|Beatrice and Virgil|
With the potential to be horribly offensive. And the potential to be ground-breaking.
That's just might be what makes it brilliant. Maybe. The ending is still too fresh in my mind for me to make a decision on that. I'm afraid I won't know my true feelings on this book for years.
Had Beatrice and Virgil by Yann Martel, been available when I was twenty-one, twenty-two years old, it could have influenced my worldview, much in the way Daniel Quinn did. This book forces the reader into some uncomfortable areas of life and philosophy, that for a young, fresh-minded thinker, could be life-changing.
Much like his earlier book, Life of Pi, this book is a story framed as the intentional telling of a story. There is also the framework of a play.

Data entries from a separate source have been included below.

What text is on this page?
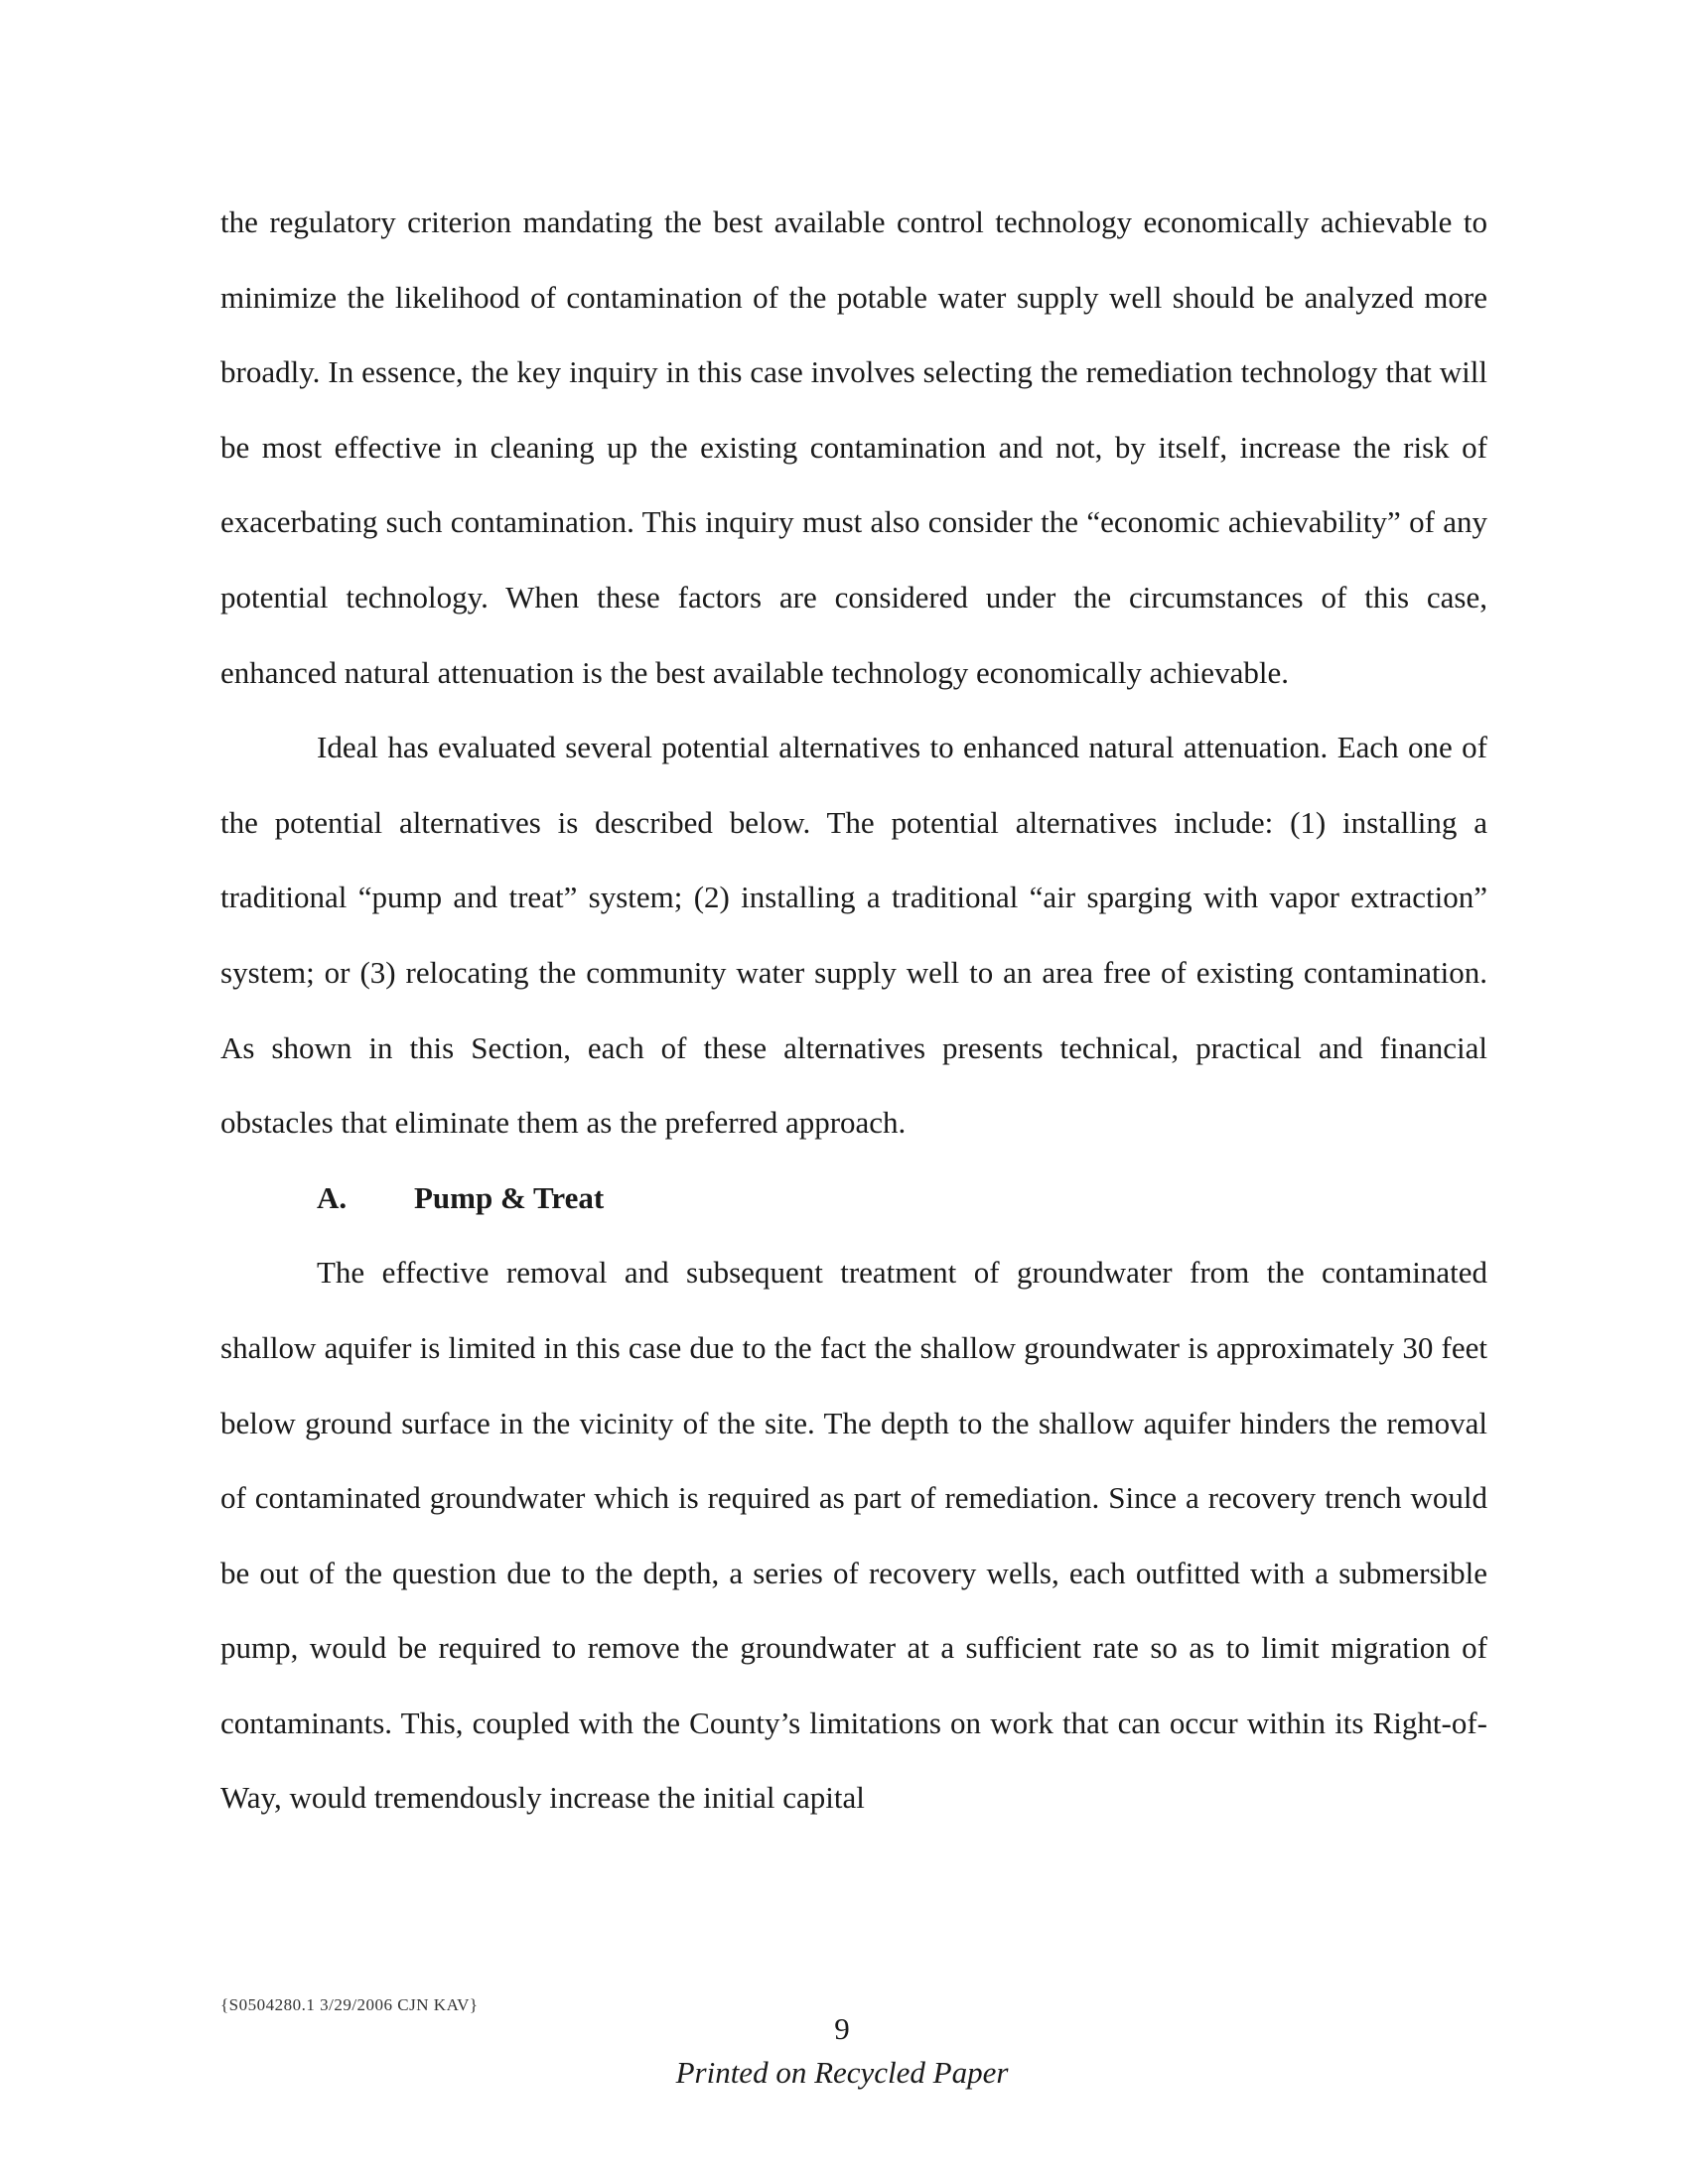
the regulatory criterion mandating the best available control technology economically achievable to minimize the likelihood of contamination of the potable water supply well should be analyzed more broadly. In essence, the key inquiry in this case involves selecting the remediation technology that will be most effective in cleaning up the existing contamination and not, by itself, increase the risk of exacerbating such contamination. This inquiry must also consider the “economic achievability” of any potential technology. When these factors are considered under the circumstances of this case, enhanced natural attenuation is the best available technology economically achievable.

Ideal has evaluated several potential alternatives to enhanced natural attenuation. Each one of the potential alternatives is described below. The potential alternatives include: (1) installing a traditional “pump and treat” system; (2) installing a traditional “air sparging with vapor extraction” system; or (3) relocating the community water supply well to an area free of existing contamination. As shown in this Section, each of these alternatives presents technical, practical and financial obstacles that eliminate them as the preferred approach.

A. Pump & Treat

The effective removal and subsequent treatment of groundwater from the contaminated shallow aquifer is limited in this case due to the fact the shallow groundwater is approximately 30 feet below ground surface in the vicinity of the site. The depth to the shallow aquifer hinders the removal of contaminated groundwater which is required as part of remediation. Since a recovery trench would be out of the question due to the depth, a series of recovery wells, each outfitted with a submersible pump, would be required to remove the groundwater at a sufficient rate so as to limit migration of contaminants. This, coupled with the County’s limitations on work that can occur within its Right-of-Way, would tremendously increase the initial capital

{S0504280.1 3/29/2006 CJN KAV}
9
Printed on Recycled Paper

This is a story that dances - sometimes delicately, sometimes stepping on the reader's toes - around ideas of philosophy, the evils of humanity and the horrors of our world.
This is a dark, thought-provoking book, asking the reader to both suspend reality and face it at the same time. I could see it working really well to fuel conversations in an undergrad literary course, or even for seniors in high school.

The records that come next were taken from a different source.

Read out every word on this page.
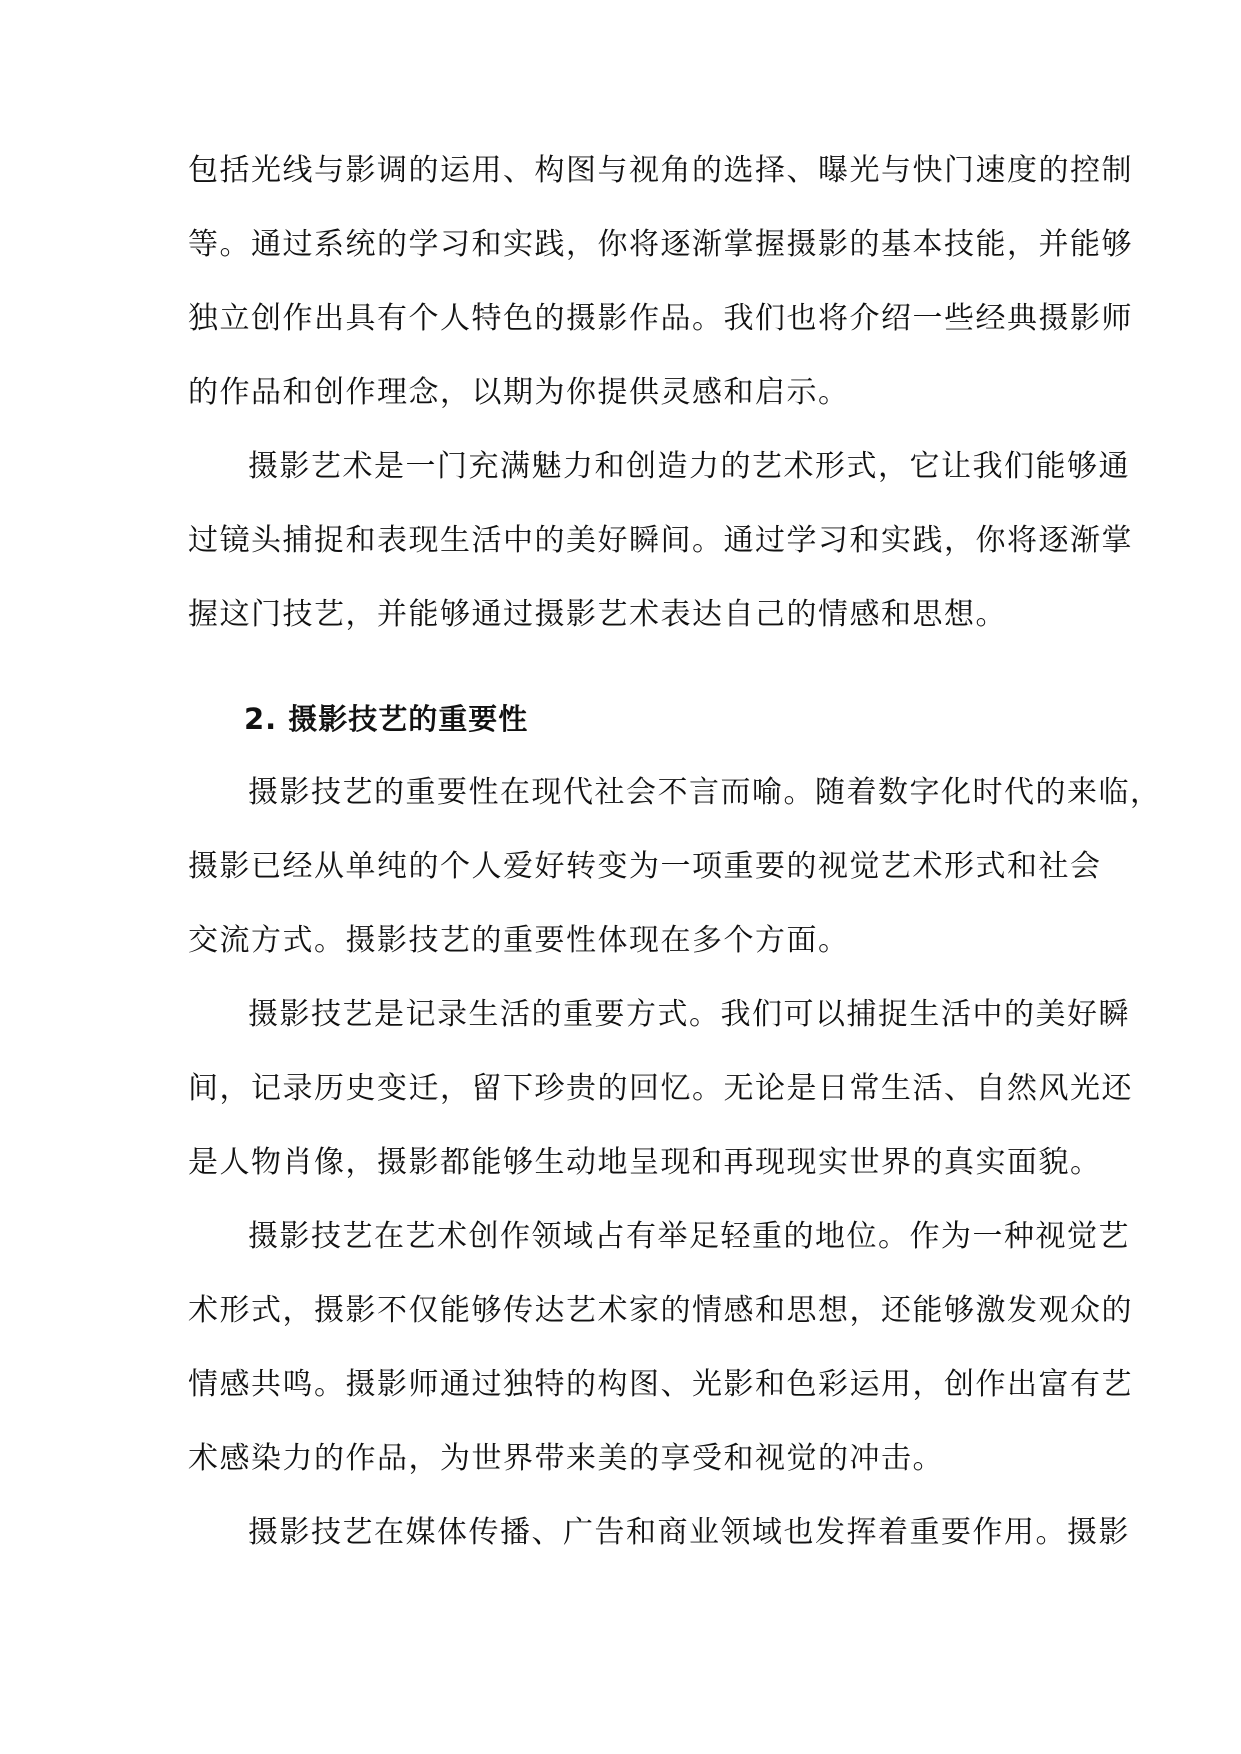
包括光线与影调的运用、构图与视角的选择、曝光与快门速度的控制
等。通过系统的学习和实践，你将逐渐掌握摄影的基本技能，并能够
独立创作出具有个人特色的摄影作品。我们也将介绍一些经典摄影师
的作品和创作理念，以期为你提供灵感和启示。
摄影艺术是一门充满魅力和创造力的艺术形式，它让我们能够通
过镜头捕捉和表现生活中的美好瞬间。通过学习和实践，你将逐渐掌
握这门技艺，并能够通过摄影艺术表达自己的情感和思想。
2. 摄影技艺的重要性
摄影技艺的重要性在现代社会不言而喻。随着数字化时代的来临，
摄影已经从单纯的个人爱好转变为一项重要的视觉艺术形式和社会
交流方式。摄影技艺的重要性体现在多个方面。
摄影技艺是记录生活的重要方式。我们可以捕捉生活中的美好瞬
间，记录历史变迁，留下珍贵的回忆。无论是日常生活、自然风光还
是人物肖像，摄影都能够生动地呈现和再现现实世界的真实面貌。
摄影技艺在艺术创作领域占有举足轻重的地位。作为一种视觉艺
术形式，摄影不仅能够传达艺术家的情感和思想，还能够激发观众的
情感共鸣。摄影师通过独特的构图、光影和色彩运用，创作出富有艺
术感染力的作品，为世界带来美的享受和视觉的冲击。
摄影技艺在媒体传播、广告和商业领域也发挥着重要作用。摄影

However, it could also be used to lay out a thousand writing ploys, literary tricks and gimmicks. Because Martel's tricks and gimmicks are truly that obvious.
Again, like Life of Pi, this is a story that loses impact if you know the ending, so I'm hesitant to write too much. Don't let the cover, the bright orange of it, fool you. Also, don't let the size, fool you. This is not a light, happy read.